Aaliyah sighed heavily, letting her head droop down to the floor as she could feel the incoming conversation. She opened the door after gathering herself for a moment, beginning to speak before the man had a chance to even open his mouth.
“Guy Baker.” Aaliyah said, announcing that she knew the boy’s name already, “I can’t say that I was expecting you.” The man, standing almost half a foot shorter than herself, swallowed his words and just nodded.
She’d expected him to be more… nervous. She’d managed to contact the primary and high school that he went to before all of this, and his teacher report cards always mentioned him being overly nervous and possibly suffering from anxiety symptoms in the classroom. It wasn’t Aaliyah’s most ethical phone call, when she’d asked for that information as she posed as his mother, but the front desk of both schools had been unusually helpful. At least compared to the more restrictive schools that Baxter and Nguyen had attended, which might as well have been info security iron fortresses.
“I wish I could be anywhere else.” He replied eventually, his blue eyes darting up to meet Aaliyah’s own hazel eyes. Aaliyah had expected him to be at least a little nervous.

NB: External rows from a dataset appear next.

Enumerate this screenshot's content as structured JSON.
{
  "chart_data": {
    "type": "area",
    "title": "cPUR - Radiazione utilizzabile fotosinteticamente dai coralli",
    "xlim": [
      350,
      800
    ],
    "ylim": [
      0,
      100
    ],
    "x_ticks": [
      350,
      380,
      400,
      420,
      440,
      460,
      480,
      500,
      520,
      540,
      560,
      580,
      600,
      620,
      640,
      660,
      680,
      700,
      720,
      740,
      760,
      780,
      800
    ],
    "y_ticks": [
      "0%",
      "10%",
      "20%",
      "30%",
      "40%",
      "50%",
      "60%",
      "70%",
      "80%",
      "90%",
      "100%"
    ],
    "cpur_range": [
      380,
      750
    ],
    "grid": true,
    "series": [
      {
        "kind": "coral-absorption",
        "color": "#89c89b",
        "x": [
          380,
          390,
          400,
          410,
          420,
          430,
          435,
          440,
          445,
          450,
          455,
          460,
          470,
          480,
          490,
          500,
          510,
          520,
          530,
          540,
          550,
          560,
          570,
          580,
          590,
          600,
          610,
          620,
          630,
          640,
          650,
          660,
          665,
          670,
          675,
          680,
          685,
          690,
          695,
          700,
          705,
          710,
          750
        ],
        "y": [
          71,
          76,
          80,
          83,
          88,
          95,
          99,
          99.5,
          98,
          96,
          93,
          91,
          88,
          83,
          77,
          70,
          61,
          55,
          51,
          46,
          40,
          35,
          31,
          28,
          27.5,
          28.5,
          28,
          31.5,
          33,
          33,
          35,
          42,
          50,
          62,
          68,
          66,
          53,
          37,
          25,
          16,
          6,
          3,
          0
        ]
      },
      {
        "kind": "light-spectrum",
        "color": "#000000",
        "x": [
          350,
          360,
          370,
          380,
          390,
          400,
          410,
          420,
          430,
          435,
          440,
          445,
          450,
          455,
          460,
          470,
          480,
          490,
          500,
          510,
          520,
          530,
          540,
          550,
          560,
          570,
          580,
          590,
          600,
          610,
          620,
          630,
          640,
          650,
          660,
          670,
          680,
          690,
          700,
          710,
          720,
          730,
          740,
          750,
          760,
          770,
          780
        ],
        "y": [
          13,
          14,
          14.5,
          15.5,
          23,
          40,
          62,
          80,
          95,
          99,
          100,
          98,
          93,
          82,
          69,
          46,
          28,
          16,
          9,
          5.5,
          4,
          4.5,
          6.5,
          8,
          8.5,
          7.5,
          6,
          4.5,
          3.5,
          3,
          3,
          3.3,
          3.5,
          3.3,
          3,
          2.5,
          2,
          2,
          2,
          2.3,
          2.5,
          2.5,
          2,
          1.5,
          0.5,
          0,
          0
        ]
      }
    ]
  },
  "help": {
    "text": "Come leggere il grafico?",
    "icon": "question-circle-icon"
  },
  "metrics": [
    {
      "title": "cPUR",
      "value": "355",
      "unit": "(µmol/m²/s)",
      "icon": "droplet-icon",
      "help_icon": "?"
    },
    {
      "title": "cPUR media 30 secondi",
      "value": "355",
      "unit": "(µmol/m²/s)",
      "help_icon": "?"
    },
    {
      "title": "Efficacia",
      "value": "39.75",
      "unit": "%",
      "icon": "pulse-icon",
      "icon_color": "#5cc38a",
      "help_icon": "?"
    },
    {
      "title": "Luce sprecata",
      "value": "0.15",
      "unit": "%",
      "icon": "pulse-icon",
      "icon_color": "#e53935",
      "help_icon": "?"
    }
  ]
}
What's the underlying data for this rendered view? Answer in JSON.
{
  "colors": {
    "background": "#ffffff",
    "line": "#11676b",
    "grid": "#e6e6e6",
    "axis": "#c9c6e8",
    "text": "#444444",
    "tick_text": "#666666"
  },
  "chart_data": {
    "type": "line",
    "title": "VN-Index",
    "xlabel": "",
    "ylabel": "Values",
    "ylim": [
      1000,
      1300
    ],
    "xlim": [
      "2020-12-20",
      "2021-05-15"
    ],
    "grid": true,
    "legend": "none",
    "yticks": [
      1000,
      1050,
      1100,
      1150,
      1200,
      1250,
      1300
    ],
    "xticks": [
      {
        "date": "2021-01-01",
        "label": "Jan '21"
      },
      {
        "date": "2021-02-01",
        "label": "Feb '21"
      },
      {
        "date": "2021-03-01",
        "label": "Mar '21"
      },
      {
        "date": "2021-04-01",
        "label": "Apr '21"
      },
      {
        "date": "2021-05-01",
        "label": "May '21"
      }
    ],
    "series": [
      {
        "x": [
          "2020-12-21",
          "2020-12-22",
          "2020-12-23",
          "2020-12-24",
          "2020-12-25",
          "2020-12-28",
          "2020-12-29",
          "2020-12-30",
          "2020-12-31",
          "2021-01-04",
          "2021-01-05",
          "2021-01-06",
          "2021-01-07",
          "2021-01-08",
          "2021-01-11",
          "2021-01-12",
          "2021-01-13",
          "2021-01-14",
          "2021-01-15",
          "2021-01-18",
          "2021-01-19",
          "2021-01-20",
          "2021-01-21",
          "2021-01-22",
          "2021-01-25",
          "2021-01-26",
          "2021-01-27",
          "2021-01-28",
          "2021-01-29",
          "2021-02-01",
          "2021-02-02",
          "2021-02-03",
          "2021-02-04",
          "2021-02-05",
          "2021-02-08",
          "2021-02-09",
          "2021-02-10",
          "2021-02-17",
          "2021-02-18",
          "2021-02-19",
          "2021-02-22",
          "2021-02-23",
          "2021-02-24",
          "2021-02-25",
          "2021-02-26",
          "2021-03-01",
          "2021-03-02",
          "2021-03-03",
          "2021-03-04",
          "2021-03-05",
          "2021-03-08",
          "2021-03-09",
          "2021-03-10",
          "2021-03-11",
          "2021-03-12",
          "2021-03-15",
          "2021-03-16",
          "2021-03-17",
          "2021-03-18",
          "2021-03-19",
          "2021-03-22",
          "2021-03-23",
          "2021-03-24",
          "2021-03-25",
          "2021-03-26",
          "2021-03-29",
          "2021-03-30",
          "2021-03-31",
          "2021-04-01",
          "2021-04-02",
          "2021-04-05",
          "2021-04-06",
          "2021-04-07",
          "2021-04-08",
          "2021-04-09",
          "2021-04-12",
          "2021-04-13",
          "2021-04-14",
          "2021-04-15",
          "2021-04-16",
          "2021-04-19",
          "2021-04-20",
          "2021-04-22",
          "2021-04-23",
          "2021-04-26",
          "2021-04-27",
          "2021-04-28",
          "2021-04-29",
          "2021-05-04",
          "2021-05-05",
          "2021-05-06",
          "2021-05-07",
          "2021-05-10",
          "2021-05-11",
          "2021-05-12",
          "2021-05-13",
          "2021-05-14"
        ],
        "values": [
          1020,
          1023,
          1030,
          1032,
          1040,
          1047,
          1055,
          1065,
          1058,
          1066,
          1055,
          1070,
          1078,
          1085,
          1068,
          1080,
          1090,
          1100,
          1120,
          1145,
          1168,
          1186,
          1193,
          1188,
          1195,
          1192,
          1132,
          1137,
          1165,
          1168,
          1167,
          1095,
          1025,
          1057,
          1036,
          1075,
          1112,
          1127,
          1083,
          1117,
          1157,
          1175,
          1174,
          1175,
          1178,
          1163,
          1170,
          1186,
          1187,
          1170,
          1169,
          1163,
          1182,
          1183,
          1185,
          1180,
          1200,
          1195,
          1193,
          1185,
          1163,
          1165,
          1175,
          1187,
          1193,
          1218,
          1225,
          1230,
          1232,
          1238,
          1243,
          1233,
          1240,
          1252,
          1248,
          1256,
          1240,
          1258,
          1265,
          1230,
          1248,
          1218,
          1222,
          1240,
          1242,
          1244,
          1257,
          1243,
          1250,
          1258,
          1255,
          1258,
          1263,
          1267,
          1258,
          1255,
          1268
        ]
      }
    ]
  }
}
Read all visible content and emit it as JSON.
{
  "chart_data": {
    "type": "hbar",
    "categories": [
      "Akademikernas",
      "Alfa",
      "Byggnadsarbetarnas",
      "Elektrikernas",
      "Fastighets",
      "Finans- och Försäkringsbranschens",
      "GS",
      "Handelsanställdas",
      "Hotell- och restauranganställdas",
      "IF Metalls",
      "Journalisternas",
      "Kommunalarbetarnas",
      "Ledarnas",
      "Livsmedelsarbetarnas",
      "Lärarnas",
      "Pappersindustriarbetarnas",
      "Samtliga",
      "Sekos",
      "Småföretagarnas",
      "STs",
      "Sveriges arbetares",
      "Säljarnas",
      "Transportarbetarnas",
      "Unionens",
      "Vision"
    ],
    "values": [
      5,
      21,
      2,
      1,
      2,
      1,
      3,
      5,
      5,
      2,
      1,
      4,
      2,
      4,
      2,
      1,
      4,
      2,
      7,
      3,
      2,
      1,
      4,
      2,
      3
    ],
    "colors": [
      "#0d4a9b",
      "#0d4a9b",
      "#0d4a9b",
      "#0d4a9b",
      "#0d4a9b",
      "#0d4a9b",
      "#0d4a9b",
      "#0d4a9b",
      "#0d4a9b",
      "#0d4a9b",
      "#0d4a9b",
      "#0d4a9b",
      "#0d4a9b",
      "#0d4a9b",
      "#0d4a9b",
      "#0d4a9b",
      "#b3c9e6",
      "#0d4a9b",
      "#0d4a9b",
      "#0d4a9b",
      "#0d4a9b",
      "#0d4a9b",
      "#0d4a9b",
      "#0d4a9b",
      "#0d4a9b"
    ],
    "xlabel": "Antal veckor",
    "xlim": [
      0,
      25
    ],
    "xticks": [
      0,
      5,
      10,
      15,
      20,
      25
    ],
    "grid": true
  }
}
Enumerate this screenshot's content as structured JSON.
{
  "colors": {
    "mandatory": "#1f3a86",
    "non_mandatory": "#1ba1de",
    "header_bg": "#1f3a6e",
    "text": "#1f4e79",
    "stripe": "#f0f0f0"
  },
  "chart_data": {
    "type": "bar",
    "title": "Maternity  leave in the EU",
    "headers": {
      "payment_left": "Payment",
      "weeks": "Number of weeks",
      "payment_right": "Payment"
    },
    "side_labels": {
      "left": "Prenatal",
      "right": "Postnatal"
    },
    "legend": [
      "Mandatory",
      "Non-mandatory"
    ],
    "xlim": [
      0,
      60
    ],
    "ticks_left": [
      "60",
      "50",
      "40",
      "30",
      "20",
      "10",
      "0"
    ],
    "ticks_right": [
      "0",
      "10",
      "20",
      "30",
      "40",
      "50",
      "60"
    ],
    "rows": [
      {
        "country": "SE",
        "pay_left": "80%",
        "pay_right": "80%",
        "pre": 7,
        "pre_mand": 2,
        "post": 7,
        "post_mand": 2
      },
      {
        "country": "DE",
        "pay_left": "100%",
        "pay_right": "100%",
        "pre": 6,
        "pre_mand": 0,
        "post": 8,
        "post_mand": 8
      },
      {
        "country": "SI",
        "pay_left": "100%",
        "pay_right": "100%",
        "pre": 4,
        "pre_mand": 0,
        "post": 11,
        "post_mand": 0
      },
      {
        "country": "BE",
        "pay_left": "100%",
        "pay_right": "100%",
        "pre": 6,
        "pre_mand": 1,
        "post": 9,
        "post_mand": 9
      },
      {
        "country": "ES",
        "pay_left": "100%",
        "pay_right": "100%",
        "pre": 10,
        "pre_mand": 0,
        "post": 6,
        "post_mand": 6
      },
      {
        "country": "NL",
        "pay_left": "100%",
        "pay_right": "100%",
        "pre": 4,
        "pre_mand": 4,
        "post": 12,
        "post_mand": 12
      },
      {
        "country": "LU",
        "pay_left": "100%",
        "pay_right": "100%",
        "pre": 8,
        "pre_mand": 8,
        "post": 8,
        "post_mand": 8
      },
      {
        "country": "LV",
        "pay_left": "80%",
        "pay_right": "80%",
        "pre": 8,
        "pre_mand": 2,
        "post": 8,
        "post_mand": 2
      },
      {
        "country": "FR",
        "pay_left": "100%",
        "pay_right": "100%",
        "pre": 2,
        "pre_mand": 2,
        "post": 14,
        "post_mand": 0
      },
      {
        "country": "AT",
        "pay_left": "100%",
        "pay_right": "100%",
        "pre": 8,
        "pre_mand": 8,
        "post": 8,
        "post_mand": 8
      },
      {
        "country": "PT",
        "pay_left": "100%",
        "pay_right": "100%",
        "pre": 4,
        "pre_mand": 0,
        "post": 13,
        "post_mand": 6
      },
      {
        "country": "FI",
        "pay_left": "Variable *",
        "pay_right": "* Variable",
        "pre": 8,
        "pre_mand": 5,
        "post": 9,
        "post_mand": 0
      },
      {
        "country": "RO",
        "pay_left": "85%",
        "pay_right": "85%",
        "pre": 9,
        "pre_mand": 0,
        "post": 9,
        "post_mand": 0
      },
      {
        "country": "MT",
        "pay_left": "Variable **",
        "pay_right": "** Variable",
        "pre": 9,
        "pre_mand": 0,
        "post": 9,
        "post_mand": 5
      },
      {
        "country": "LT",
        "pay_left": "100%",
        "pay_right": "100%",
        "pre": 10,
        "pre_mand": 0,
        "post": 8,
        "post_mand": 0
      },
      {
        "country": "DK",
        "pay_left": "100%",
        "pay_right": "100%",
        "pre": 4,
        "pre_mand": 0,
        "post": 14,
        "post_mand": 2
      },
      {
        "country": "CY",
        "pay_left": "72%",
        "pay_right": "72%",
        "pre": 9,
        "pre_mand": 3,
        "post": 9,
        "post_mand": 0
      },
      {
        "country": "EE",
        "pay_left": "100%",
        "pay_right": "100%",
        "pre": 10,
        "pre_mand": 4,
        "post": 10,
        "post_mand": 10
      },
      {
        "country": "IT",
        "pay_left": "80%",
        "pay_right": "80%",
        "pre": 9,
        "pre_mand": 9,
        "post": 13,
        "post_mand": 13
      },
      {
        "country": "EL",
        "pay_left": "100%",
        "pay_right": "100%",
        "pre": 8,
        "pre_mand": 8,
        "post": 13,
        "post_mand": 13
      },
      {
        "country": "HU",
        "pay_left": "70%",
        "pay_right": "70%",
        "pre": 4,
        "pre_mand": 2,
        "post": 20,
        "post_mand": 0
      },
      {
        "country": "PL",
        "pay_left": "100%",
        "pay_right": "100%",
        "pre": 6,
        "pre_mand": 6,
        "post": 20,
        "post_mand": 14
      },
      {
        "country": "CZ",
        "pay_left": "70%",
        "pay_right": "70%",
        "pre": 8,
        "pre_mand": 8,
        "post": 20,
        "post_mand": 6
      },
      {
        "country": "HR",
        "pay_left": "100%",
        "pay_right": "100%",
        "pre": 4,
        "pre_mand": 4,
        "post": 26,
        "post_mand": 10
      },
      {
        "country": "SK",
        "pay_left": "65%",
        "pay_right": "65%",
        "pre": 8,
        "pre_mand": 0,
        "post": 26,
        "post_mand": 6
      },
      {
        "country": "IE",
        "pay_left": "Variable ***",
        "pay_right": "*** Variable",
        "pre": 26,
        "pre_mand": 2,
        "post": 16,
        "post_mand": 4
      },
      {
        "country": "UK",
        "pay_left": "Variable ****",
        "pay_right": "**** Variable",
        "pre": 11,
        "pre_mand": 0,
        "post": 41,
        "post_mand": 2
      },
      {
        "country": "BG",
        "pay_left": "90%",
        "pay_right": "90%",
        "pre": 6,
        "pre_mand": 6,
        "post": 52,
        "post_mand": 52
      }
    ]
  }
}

But he was cold, his eyes holding little in the way of emotion. It wasn’t the cruel coldness that she’d seen on too many men’s faces, but a level deeper than even that. It was calculating, direct, and far too reminiscent of the far more powerful men that stood behind the cruel idiots.
Aaliyah nodded, guiding the pudgy boy into her living room, and closing the door behind him, letting old skills she’d long since let atrophy come back to the surface. She’d need them, if she was at all right about him from his expression. She knew one thing, though.
She’d missed something when she’d gone through his history. Those eyes and that simple school reports didn’t match up.
She was now playing at a disadvantage, and the match had barely even begun.